US Secretary of Defense Robert Gates had been dismissive of the proposal for a "no-fly zone". Delivering a speech at West Point recently, he told an assembly of army cadets: "Any future (US) defense secretary who advises the president to again send a big American land army into Asia or into the Middle East or Africa should 'have his head examined,' as General MacArthur so delicately put it."
US Secretary of State Hillary Clinton has urged Gadhafi to step down. Nonetheless, she has been silent on how to make Gadhafi leave the Libyan leadership and whether the US will resort to military means to facilitate that. Clinton seems to be praying for changes in the Libyan government that could drive Gadhafi away.
US President Barack Obama, on his part, insists on ousting Gadhafi through non-military means and is therefore under fire from Republicans. Some have said the US should have intervened in Libya much earlier and helped the rebel forces overthrow the Gadhafi government. Others say the US should veto the UN Security Council resolution, and send US ground forces to Libya to overthrow the Gadhafi regime.
Michael O'Hanlon, a senior fellow of the Brookings Institution, supports the Obama administration, and has said the president is right about using "non-military means", because the US is now stuck in financial hardship and preparing to withdraw its troops from Afghanistan and Iraq.

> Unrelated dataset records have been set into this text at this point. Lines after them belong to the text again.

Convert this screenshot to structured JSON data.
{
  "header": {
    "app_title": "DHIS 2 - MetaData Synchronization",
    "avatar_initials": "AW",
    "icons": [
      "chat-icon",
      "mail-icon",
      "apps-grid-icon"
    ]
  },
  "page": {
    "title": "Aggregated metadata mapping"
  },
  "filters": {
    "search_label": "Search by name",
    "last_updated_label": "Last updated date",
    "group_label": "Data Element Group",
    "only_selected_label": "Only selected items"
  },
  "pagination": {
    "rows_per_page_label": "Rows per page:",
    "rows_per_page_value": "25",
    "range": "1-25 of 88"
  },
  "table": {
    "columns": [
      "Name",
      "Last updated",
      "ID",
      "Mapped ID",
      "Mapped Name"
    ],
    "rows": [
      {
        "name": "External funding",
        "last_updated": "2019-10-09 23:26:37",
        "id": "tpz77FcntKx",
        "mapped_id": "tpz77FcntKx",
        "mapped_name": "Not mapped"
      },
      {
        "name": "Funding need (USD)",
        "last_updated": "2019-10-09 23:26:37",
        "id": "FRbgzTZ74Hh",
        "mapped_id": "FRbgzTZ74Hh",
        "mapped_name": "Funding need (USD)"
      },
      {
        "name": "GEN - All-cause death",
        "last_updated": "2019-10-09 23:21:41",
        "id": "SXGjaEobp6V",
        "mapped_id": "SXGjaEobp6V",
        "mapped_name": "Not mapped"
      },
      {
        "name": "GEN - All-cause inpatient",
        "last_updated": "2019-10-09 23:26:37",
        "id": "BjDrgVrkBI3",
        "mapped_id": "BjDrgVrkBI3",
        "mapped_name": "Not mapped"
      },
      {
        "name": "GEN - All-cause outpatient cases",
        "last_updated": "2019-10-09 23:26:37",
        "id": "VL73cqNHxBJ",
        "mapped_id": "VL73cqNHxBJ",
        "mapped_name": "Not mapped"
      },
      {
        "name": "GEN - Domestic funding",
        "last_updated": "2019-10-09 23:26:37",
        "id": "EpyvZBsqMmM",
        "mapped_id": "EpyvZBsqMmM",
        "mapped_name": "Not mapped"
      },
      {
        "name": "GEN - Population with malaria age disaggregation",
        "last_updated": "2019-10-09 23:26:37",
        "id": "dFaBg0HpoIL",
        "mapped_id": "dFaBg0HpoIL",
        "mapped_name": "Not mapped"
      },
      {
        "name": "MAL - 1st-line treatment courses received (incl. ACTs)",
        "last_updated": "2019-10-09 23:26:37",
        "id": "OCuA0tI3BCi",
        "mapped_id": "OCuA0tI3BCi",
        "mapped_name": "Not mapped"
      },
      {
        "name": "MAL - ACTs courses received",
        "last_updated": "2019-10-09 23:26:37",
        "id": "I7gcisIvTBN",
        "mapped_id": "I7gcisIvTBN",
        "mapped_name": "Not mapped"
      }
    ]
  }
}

O'Hanlon, in fact, has proposed a three-step non-military plan. First, the Libyan rebel forces and the Gadhafi regime should cease fire immediately. The intervening powers should follow this up by dispatching international monitors to the ceasefire lines and allowing both sides (the rebel and government forces) to pump oil from their parts.
Second, both sides should accept a national unity government that gives Gadhafi some symbolic, temporary role until his military loyalists are replaced.
And third, Gadhafi must step down from the national government but retain some titular role, say "mayor of Tripoli", in a loose confederation that would prepare for a national election to choose a democratic government in a few years.
O'Hanlon's proposal, in essence, means Gadhafi must go, but that does not look like happening any time soon.
This solution, however, entails uncertainty: Will Gadhafi, the rebel forces, and the US and its allies accept such a proposal?
In his address to the US National Defense University on March 28, Obama did not apparently approve of such a proposal, nor did he suggest a detailed solution himself. He, however, conceded that "broadening our military mission to include regime change would be a mistake".
Obama said there are two reasons for sticking to non-military means to bring down the Gadhafi regime. On one hand, "if we tried to overthrow Gadhafi by force, our coalition would splinter." On the other, "regime change there (Iraq) took eight years, thousands of American and Iraqi lives, and nearly a trillion dollars. That is not something we can afford to repeat in Libya".
But even after Obama's March 28 speech, the US will stick to its decision of overthrowing the Gadhafi regime through "non-military means", and the uncertainty surrounding it will add to the already high pressure on the US and put it in a real dilemma. And with so much uncertainty ahead, it will take time for the US to walk out of the dilemma.
The author is a professor of international politics at China Foreign Affairs University.